The increasing use of ultrasound and computed tomography (CT) have led to the identification of more cases. [1],[2],[3],[4] Obstetric ultrasound scan has made prenatal diagnosis of FIF possible in about 15% of reported cases. [1],[2],[3],[4] Prenatal diagnosis was not possible in this case because the patient's mother was unregistered.

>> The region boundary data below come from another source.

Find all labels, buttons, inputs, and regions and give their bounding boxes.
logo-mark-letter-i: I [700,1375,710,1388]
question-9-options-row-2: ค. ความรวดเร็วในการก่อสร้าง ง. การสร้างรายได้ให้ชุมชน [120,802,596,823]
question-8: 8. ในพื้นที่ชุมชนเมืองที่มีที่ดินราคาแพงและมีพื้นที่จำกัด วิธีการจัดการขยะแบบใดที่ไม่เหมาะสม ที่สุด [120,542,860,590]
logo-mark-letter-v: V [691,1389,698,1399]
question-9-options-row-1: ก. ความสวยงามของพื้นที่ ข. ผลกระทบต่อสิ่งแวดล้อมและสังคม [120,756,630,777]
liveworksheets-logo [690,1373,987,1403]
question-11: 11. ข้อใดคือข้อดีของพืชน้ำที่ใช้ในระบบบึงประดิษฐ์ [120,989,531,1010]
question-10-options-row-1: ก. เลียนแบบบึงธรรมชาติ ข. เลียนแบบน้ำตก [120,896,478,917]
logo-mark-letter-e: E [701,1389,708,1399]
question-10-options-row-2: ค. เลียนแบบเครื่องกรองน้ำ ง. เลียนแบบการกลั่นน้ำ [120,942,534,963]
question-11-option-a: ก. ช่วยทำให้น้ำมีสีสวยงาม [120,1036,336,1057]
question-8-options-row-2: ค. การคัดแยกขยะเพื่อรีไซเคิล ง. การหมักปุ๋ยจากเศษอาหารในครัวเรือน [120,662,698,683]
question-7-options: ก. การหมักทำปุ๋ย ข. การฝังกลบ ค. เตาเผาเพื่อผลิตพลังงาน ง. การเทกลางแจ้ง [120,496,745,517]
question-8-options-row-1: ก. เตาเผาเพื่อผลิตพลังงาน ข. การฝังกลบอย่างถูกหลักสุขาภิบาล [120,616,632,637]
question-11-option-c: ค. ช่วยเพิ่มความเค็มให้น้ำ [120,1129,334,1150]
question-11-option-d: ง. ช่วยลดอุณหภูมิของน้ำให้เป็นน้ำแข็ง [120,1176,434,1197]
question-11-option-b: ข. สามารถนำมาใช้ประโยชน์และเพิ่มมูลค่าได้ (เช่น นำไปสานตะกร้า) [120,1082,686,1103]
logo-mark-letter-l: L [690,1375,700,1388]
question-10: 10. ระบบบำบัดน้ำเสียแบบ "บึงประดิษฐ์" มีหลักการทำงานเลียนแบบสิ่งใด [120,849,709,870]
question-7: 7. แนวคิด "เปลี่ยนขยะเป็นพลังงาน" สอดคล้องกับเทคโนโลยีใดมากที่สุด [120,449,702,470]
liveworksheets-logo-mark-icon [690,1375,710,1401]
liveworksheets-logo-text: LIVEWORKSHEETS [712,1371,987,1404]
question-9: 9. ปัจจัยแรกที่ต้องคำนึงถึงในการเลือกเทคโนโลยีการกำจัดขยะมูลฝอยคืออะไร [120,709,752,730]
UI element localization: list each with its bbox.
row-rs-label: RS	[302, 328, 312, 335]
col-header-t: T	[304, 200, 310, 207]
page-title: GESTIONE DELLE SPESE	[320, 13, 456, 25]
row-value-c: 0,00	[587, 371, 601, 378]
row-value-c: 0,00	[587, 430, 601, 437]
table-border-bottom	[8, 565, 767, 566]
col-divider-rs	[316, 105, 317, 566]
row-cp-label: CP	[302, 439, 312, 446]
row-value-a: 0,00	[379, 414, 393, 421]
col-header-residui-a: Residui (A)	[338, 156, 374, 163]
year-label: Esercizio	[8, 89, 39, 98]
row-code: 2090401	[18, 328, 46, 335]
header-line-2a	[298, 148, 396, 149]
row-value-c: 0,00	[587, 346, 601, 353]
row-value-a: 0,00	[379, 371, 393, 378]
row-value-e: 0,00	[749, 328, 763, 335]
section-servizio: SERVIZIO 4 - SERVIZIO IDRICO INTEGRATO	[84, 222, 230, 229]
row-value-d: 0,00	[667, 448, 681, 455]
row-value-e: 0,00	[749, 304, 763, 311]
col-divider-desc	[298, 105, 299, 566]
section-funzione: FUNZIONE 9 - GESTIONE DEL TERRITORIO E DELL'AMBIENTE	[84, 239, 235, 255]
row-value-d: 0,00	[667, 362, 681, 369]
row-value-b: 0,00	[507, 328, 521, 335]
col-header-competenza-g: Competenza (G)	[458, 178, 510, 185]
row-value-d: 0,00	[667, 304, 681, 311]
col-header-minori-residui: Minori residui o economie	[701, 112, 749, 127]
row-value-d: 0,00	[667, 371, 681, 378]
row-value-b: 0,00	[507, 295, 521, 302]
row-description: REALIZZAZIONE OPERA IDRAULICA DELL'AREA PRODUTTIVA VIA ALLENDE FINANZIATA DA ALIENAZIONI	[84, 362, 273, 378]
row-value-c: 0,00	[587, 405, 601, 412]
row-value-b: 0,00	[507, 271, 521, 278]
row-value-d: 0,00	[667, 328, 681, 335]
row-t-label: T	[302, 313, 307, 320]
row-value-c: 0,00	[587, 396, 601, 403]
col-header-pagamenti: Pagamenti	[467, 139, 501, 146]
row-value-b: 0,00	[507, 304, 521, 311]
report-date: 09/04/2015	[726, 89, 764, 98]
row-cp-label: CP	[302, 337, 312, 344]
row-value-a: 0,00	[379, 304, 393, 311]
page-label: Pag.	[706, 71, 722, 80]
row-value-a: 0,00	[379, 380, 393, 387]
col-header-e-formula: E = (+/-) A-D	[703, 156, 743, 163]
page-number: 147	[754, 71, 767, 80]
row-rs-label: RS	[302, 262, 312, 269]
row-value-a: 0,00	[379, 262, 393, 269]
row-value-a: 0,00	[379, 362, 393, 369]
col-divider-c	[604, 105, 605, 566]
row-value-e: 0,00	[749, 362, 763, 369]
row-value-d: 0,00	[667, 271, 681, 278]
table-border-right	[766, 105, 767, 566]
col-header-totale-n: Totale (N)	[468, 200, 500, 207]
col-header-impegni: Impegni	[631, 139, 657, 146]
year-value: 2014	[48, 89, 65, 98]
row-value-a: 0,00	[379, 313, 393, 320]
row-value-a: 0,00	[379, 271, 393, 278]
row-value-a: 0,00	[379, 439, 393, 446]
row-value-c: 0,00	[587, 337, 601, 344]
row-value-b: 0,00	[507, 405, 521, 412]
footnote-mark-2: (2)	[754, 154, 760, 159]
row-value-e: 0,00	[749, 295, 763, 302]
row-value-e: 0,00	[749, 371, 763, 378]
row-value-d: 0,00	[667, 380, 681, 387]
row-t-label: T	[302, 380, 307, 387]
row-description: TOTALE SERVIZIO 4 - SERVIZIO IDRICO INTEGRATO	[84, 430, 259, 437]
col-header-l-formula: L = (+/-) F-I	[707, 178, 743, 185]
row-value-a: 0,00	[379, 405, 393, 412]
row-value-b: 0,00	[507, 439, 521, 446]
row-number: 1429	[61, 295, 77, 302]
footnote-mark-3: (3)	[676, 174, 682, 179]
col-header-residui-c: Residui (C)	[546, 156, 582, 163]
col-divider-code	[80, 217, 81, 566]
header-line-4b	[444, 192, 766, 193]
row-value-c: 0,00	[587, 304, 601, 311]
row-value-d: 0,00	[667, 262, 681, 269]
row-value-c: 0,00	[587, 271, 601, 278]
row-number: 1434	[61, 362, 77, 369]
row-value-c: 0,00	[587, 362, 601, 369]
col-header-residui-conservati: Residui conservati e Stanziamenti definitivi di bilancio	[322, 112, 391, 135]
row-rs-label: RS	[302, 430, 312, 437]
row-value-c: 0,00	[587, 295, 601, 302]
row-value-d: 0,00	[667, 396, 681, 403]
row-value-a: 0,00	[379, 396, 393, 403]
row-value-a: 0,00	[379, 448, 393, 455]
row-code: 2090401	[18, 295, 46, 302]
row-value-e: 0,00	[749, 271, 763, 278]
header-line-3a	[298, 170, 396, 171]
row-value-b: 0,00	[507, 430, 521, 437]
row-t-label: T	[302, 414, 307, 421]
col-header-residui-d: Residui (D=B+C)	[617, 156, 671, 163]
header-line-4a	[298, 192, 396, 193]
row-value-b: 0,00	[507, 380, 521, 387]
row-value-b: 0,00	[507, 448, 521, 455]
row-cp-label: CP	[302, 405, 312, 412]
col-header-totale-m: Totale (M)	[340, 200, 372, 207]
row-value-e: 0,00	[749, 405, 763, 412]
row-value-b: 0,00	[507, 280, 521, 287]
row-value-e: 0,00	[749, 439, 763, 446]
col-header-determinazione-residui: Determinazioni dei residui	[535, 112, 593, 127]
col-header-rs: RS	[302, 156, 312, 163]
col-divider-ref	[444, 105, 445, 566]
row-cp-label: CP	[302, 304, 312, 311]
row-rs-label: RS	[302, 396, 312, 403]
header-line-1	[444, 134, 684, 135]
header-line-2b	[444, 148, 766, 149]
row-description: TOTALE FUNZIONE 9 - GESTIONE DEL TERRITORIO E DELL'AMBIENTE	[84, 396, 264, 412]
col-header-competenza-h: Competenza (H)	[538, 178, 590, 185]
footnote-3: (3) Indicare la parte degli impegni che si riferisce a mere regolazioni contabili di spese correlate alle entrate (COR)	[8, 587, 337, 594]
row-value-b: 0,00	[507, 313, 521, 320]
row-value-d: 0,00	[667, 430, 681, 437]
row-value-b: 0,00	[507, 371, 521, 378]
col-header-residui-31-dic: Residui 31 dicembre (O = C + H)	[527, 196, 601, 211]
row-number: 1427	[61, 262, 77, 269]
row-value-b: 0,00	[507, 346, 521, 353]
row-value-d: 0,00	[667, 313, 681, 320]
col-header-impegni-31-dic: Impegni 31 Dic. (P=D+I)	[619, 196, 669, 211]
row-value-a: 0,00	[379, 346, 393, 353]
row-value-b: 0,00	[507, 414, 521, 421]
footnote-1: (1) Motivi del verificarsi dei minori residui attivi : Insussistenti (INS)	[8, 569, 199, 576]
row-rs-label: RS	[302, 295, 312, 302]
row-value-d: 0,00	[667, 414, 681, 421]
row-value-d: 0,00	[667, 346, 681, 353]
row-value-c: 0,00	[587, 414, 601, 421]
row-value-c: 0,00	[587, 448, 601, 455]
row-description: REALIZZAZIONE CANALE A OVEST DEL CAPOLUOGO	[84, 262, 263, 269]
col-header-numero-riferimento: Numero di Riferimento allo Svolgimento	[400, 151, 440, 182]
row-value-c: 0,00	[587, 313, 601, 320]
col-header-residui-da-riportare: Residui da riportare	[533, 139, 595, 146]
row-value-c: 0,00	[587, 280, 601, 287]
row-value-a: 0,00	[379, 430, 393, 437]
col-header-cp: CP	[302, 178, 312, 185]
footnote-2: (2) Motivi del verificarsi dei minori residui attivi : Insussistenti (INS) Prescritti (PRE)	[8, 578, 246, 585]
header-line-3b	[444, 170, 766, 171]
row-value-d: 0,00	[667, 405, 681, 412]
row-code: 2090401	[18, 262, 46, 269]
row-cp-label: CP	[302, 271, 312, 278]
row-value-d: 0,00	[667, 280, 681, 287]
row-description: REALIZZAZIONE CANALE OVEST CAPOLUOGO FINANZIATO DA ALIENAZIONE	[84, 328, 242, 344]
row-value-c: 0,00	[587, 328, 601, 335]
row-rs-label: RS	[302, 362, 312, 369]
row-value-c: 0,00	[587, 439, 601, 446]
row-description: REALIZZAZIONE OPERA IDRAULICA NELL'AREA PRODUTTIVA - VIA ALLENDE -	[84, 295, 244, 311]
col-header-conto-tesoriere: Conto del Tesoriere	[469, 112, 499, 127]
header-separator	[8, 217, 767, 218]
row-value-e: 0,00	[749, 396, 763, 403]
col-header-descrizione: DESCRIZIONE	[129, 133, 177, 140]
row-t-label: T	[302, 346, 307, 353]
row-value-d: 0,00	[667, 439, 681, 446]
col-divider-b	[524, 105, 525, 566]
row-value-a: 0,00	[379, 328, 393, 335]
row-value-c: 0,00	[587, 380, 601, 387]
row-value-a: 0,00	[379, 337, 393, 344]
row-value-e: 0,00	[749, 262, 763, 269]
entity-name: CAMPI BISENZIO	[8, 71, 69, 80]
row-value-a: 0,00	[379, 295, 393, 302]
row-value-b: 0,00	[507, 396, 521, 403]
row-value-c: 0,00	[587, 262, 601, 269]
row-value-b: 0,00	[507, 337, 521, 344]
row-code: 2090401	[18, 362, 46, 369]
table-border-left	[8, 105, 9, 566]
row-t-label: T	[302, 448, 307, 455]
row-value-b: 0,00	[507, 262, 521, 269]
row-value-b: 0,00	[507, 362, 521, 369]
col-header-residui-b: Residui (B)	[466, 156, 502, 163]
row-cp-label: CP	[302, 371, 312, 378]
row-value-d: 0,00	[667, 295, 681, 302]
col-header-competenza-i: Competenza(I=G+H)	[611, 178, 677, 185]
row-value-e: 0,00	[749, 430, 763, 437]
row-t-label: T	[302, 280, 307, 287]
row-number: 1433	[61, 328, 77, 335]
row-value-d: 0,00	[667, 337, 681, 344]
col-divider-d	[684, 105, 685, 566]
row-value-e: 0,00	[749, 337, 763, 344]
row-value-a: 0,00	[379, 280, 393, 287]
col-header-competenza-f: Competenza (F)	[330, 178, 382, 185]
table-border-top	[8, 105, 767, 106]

Ultrasound scan of the mass was also not of extra value to the plain radiograph in our diagnosis of FIF. However, a CT scan that would have assisted in delineating the extent of this mass, and an MRI that would have supplied further information regarding tissue characterisation and vascularisation of the mass lesion were unavailable at our centre, besides their high cost. Prenatal MRI scans have been used to confirm prenatal diagnosis of an intra-abdominal FIF to aid obstetricians, neonatologists, and paediatric general surgeons in perinatal and surgical management. [1],[2],[3],[4]

Though there was no feature of malignancy at histology in this case, we are aware that follow up is very important after the definitive surgery because malignant recurrence has been reported following resection of a case of FIF. [8]

The origin of FIF remains uncertain. The occurrence of a dizygotic FIF is still an enigma but possible.